今院墙环护,曲折游廊,小小两三房舍,绿柳周垂,牵藤引蔓累垂其间,晴时与三五知己园中煮茗畅谈,雨时闲卧纱窗下听雨打芭蕉……
中国文人的笔下,言情有院,明志有院,思乡有院,哀国有院;胸中有丘壑,自当有院子来承载,中国人的院子,是情的寄所,也是志的归处。
有老舍曾言,“我理想中的院子必须很大,靠墙有几株小果木树”。
欧阳修写“庭院深深深几许”,世人方知其郁郁不得志的哀怨之苦。
易安居士抒“萧条庭院,又斜风细雨,重门须闭。”方能纾解无法捎寄的“万千心事”。
在庭院中随意地品茗饮酒、填词作画,一切诗意发自内心,又使庭院充满诗的“意境”,这而余秋雨在《文化苦旅》中说:“这个庭院,不知怎么撞到了我心灵深处连自己也不大知道的某个层面……我隐隐约约找到自己了。”
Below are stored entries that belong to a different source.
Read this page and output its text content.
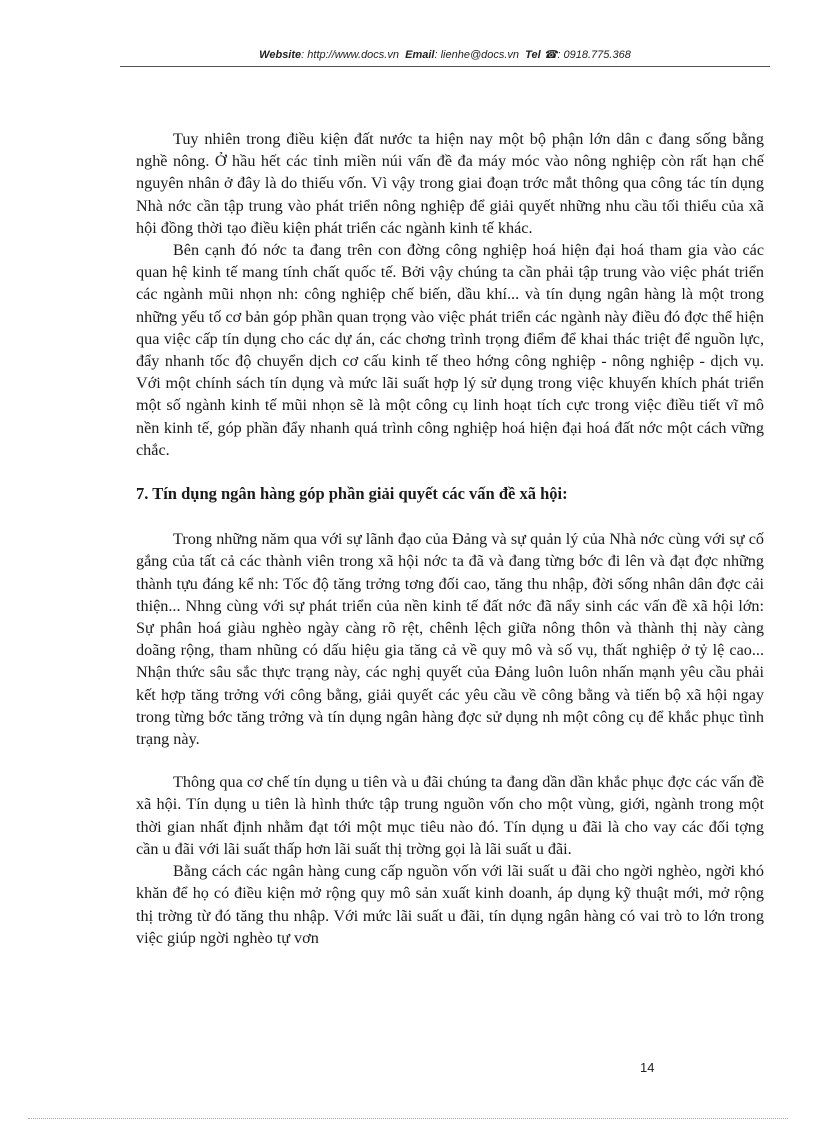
Website: http://www.docs.vn Email: lienhe@docs.vn Tel ☎: 0918.775.368

Tuy nhiên trong điều kiện đất nước ta hiện nay một bộ phận lớn dân c đang sống bằng nghề nông. Ở hầu hết các tỉnh miền núi vấn đề đa máy móc vào nông nghiệp còn rất hạn chế nguyên nhân ở đây là do thiếu vốn. Vì vậy trong giai đoạn trớc mắt thông qua công tác tín dụng Nhà nớc cần tập trung vào phát triển nông nghiệp để giải quyết những nhu cầu tối thiểu của xã hội đồng thời tạo điều kiện phát triển các ngành kinh tế khác.

Bên cạnh đó nớc ta đang trên con đờng công nghiệp hoá hiện đại hoá tham gia vào các quan hệ kinh tế mang tính chất quốc tế. Bởi vậy chúng ta cần phải tập trung vào việc phát triển các ngành mũi nhọn nh: công nghiệp chế biến, dầu khí... và tín dụng ngân hàng là một trong những yếu tố cơ bản góp phần quan trọng vào việc phát triển các ngành này điều đó đợc thể hiện qua việc cấp tín dụng cho các dự án, các chơng trình trọng điểm để khai thác triệt để nguồn lực, đẩy nhanh tốc độ chuyển dịch cơ cấu kinh tế theo hớng công nghiệp - nông nghiệp - dịch vụ. Với một chính sách tín dụng và mức lãi suất hợp lý sử dụng trong việc khuyến khích phát triển một số ngành kinh tế mũi nhọn sẽ là một công cụ linh hoạt tích cực trong việc điều tiết vĩ mô nền kinh tế, góp phần đẩy nhanh quá trình công nghiệp hoá hiện đại hoá đất nớc một cách vững chắc.

7. Tín dụng ngân hàng góp phần giải quyết các vấn đề xã hội:

Trong những năm qua với sự lãnh đạo của Đảng và sự quản lý của Nhà nớc cùng với sự cố gắng của tất cả các thành viên trong xã hội nớc ta đã và đang từng bớc đi lên và đạt đợc những thành tựu đáng kể nh: Tốc độ tăng trởng tơng đối cao, tăng thu nhập, đời sống nhân dân đợc cải thiện... Nhng cùng với sự phát triển của nền kinh tế đất nớc đã nẩy sinh các vấn đề xã hội lớn: Sự phân hoá giàu nghèo ngày càng rõ rệt, chênh lệch giữa nông thôn và thành thị này càng doãng rộng, tham nhũng có dấu hiệu gia tăng cả về quy mô và số vụ, thất nghiệp ở tỷ lệ cao... Nhận thức sâu sắc thực trạng này, các nghị quyết của Đảng luôn luôn nhấn mạnh yêu cầu phải kết hợp tăng trởng với công bằng, giải quyết các yêu cầu về công bằng và tiến bộ xã hội ngay trong từng bớc tăng trởng và tín dụng ngân hàng đợc sử dụng nh một công cụ để khắc phục tình trạng này.

Thông qua cơ chế tín dụng u tiên và u đãi chúng ta đang dần dần khắc phục đợc các vấn đề xã hội. Tín dụng u tiên là hình thức tập trung nguồn vốn cho một vùng, giới, ngành trong một thời gian nhất định nhằm đạt tới một mục tiêu nào đó. Tín dụng u đãi là cho vay các đối tợng cần u đãi với lãi suất thấp hơn lãi suất thị trờng gọi là lãi suất u đãi.

Bằng cách các ngân hàng cung cấp nguồn vốn với lãi suất u đãi cho ngời nghèo, ngời khó khăn để họ có điều kiện mở rộng quy mô sản xuất kinh doanh, áp dụng kỹ thuật mới, mở rộng thị trờng từ đó tăng thu nhập. Với mức lãi suất u đãi, tín dụng ngân hàng có vai trò to lớn trong việc giúp ngời nghèo tự vơn

14
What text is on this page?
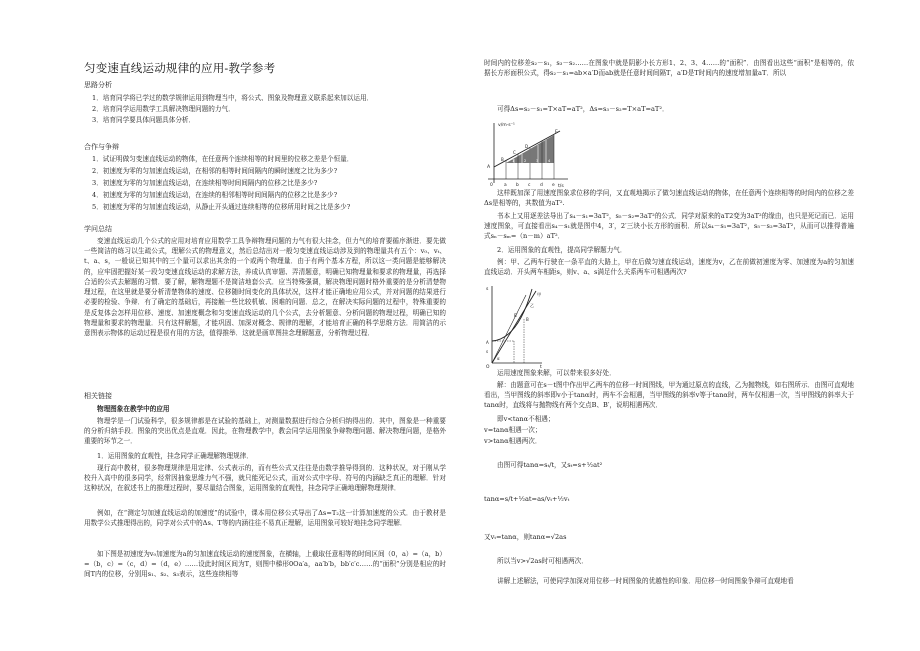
匀变速直线运动规律的应用-教学参考

思路分析

1．培育同学将已学过的数学规律运用到物理当中，将公式、图象及物理意义联系起来加以运用．

2．培育同学运用数学工具解决物理问题的力气．

3．培育同学要具体问题具体分析．

合作与争辩

1．试证明做匀变速直线运动的物体，在任意两个连续相等的时间里的位移之差是个恒量．

2．初速度为零的匀加速直线运动，在相邻的相等时间间隔内的瞬时速度之比为多少?

3．初速度为零的匀加速直线运动，在连续相等时间间隔内的位移之比是多少?

4．初速度为零的匀加速直线运动，在连续的相邻相等时间间隔内的位移之比是多少?

5．初速度为零的匀加速直线运动，从静止开头通过连续相等的位移所用时间之比是多少?

学问总结

变速直线运动几个公式的应用对培育应用数学工具争辩物理问题的力气有很大挂念，但力气的培育要循序渐进．要先做一些简洁的练习以生疏公式，理解公式的物理意义，然后总结出对一般匀变速直线运动涉及到的物理量共有五个：v₀、vₜ、t、a、s，一般说已知其中的三个量可以求出其余的一个或两个物理量．由于有两个基本方程，所以这一类问题是能够解决的，应牢固把握好某一段匀变速直线运动的求解方法，养成认真审题、弄清题意，明确已知物理量和要求的物理量，再选择合适的公式去解题的习惯．要了解，解物理题不是简洁地套公式．应当特殊强调，解决物理问题时格外重要的是分析清楚物理过程，在这里就是要分析清楚物体的速度、位移随时间变化的具体状况，这样才能正确地应用公式，并对问题的结果进行必要的检验、争辩．有了确定的基础后，再接触一些比较机敏、困难的问题．总之，在解决实际问题的过程中，特殊重要的是反复体会怎样用位移、速度、加速度概念和匀变速直线运动的几个公式，去分析题意、分析问题的物理过程，明确已知的物理量和要求的物理量．只有这样解题，才能巩固、加深对概念、规律的理解，才能培育正确的科学思维方法．用简洁的示意图表示物体的运动过程是很有用的方法，值得推举．这就是画草图挂念理解题意，分析物理过程．

相关链接

物理图象在教学中的应用

物理学是一门试验科学，很多规律都是在试验的基础上，对测量数据进行综合分析归纳得出的．其中，图象是一种重要的分析归纳手段．图象的突出优点是直观．因此，在物理教学中，教会同学运用图象争辩物理问题、解决物理问题，是格外重要的环节之一．

1．运用图象的直观性，挂念同学正确理解物理规律．

现行高中教材，很多物理规律是用定律、公式表示的，而有些公式又往往是由数学推导得到的．这种状况，对于刚从学校升入高中的很多同学，经常因抽象思维力气不强，就只能死记公式，而对公式中字母、符号的内涵缺乏真正的理解．针对这种状况，在叙述书上的推理过程时，要尽量结合图象，运用图象的直观性，挂念同学正确地理解物理规律．

例如，在“测定匀加速直线运动的加速度”的试验中，课本用位移公式导出了Δs=T₂这一计算加速度的公式．由于教材是用数学公式推理得出的，同学对公式中的Δs、T等的内涵往往不易真正理解，运用图象可较好地挂念同学理解．

如下图是初速度为v₀加速度为a的匀加速直线运动的速度图象，在横轴，上截取任意相等的时间区间（0，a）=（a，b）=（b，c）=（c，d）=（d，e）……设此时间区间为T，则图中梯形0Oa′a，aa′b′b，bb′c′c……的“面积”分别是相应的时间T内的位移，分别用s₁、s₂、s₃表示，这些连续相等

时间内的位移差s₂－s₁，s₃－s₂……在图象中就是阴影小长方形1、2、3、4……的“面积”．由图看出这些“面积”是相等的，依据长方形面积公式，得s₂－s₁=ab×a′D而ab就是任意时间间隔T，a′D是T时间内的速度增加量aT．所以

可得Δs=s₂－s₁=T×aT=aT²，Δs=s₃－s₂=T×aT=aT²．

v/m·s⁻¹
t/s
A
B
C
D
E
0	a b c d e
1	2	3	4

这样既加深了用速度图象求位移的学问，又直观地揭示了做匀速直线运动的物体，在任意两个连续相等的时间内的位移之差Δs是相等的，其数值为aT².

书本上又用逐差法导出了s₄－s₁=3aT²，s₅－s₂=3aT²的公式．同学对原来的aT2变为3aT²的缘由，也只是死记而已．运用速度图象，可直接看出s₄－s₁就是图中4，3′，2′三块小长方形的面积．所以s₄－s₁=3aT²，s₅－s₂=3aT²，从而可以推得普遍式sₙ－sₘ=（n－m）aT²．

2．运用图象的直观性，提高同学解题力气．

例：甲、乙两车行驶在一条平直的大路上，甲在后做匀速直线运动，速度为v，乙在前做初速度为零、加速度为a的匀加速直线运动．开头两车相距s，则v、a、s满足什么关系两车可相遇两次?

s
t
甲
乙
B′
B
A
O
α
s

运用速度图象来解，可以带来很多好处．

解：由题意可在s－t图中作出甲乙两车的位移一时间图线，甲为通过原点的直线，乙为抛物线，如右图所示．由图可直观地看出，当甲图线的斜率即v小于tanα时，两车不会相遇，当甲图线的斜率v等于tanα时，两车仅相遇一次，当甲图线的斜率大于tanα时，直线将与抛物线有两个交点B、B′，说明相遇两次．

即v<tanα不相遇；

v=tanα相遇一次；

v>tanα相遇两次．

由图可得tanα=sₜ/t，又sₜ=s+½at²

tanα=s/t+½at=as/vₜ+½vₜ

又vₜ=tanα，则tanα=√2as

所以当v>√2as时可相遇两次．

讲解上述解法，可使同学加深对用位移一时间图象的优越性的印象．用位移一时间图象争辩可直观地看
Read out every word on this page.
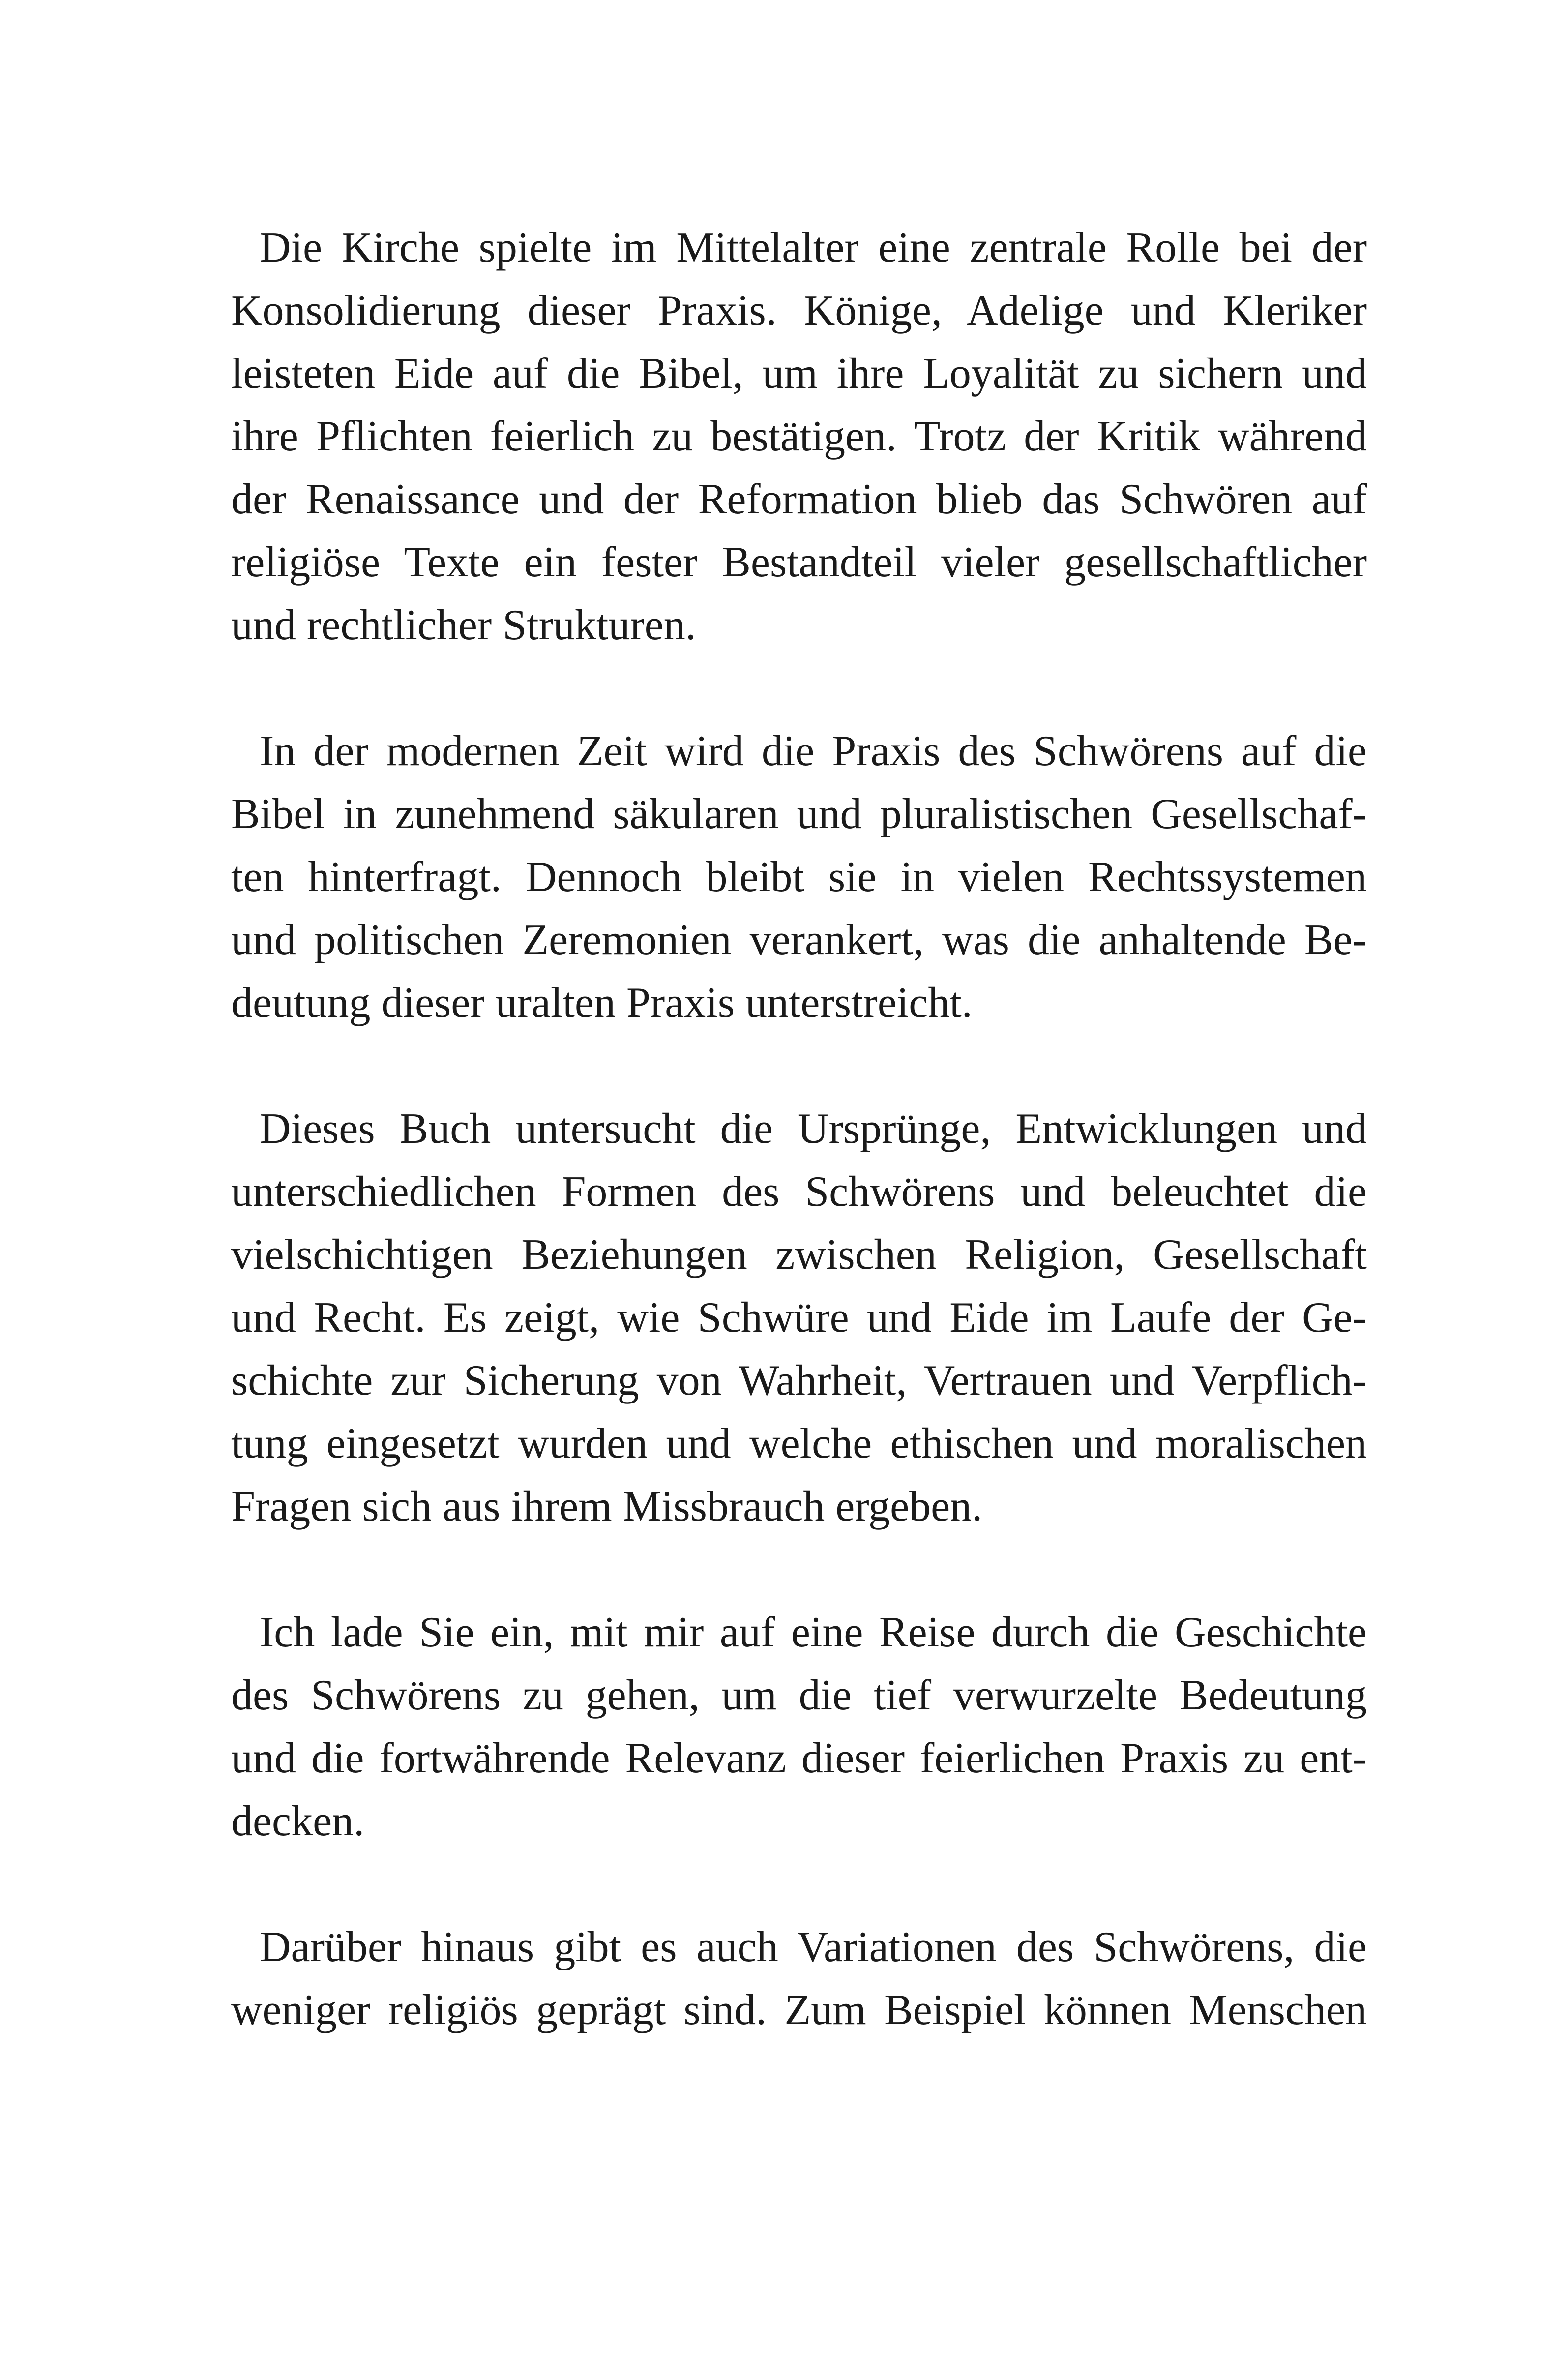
Die Kirche spielte im Mittelalter eine zentrale Rolle bei der
Konsolidierung dieser Praxis. Könige, Adelige und Kleriker
leisteten Eide auf die Bibel, um ihre Loyalität zu sichern und
ihre Pflichten feierlich zu bestätigen. Trotz der Kritik während
der Renaissance und der Reformation blieb das Schwören auf
religiöse Texte ein fester Bestandteil vieler gesellschaftlicher
und rechtlicher Strukturen.
In der modernen Zeit wird die Praxis des Schwörens auf die
Bibel in zunehmend säkularen und pluralistischen Gesellschaf-
ten hinterfragt. Dennoch bleibt sie in vielen Rechtssystemen
und politischen Zeremonien verankert, was die anhaltende Be-
deutung dieser uralten Praxis unterstreicht.
Dieses Buch untersucht die Ursprünge, Entwicklungen und
unterschiedlichen Formen des Schwörens und beleuchtet die
vielschichtigen Beziehungen zwischen Religion, Gesellschaft
und Recht. Es zeigt, wie Schwüre und Eide im Laufe der Ge-
schichte zur Sicherung von Wahrheit, Vertrauen und Verpflich-
tung eingesetzt wurden und welche ethischen und moralischen
Fragen sich aus ihrem Missbrauch ergeben.
Ich lade Sie ein, mit mir auf eine Reise durch die Geschichte
des Schwörens zu gehen, um die tief verwurzelte Bedeutung
und die fortwährende Relevanz dieser feierlichen Praxis zu ent-
decken.
Darüber hinaus gibt es auch Variationen des Schwörens, die
weniger religiös geprägt sind. Zum Beispiel können Menschen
历经十年之久,寻觅大江南北,竟在一方院落才觅得真正的自己,原来,当有园林,方得真我。
园林里的生活智慧,大致如此,亦如湖畔新都孔雀城。
中国著名建筑学家梁思成先生,曾赴美国拜访建筑大师赖特,赖特问及来访目的,梁思成说:“我是来学习建筑理论的”。赖特当即一挥手:“回去吧,最好的建筑理论在中国。”
为什么这么说?
因为建筑除了是建筑,它还是一场浩大的艺术创作,更是社会文化中最巨大的物化存在,它的每一砖每一瓦都显示着一个国家、一个民族过往的文化创造。
中国的建筑就好像中国人的性格,是缓和的,不似西方中世纪教堂般的锐利。
所以中国的传统建筑都是向地面四处有序地铺开,主次分明、均衡对称、秩序清晰。
而最富有这一伦理精神的建筑形式,就是中国的院子。
无论是北京四合院,晋商的大院,苏州的园林,无一例外显露的是中国人“中和内敛,不事张扬”的处世哲学。
院子是中国人安顿生命、安顿家属和安顿精神的场所。
古人再穷,哪怕用篱笆围屋一圈,都要有自己的小院。
一道墙把一个家庭围起来以后,形成了家庭的伦理秩序,中国人的院子里面是个独立的世界,是一个家的天地。
院子,反映的是一个家族兴旺。
自古至今中国人讲究天地人和、天人合一。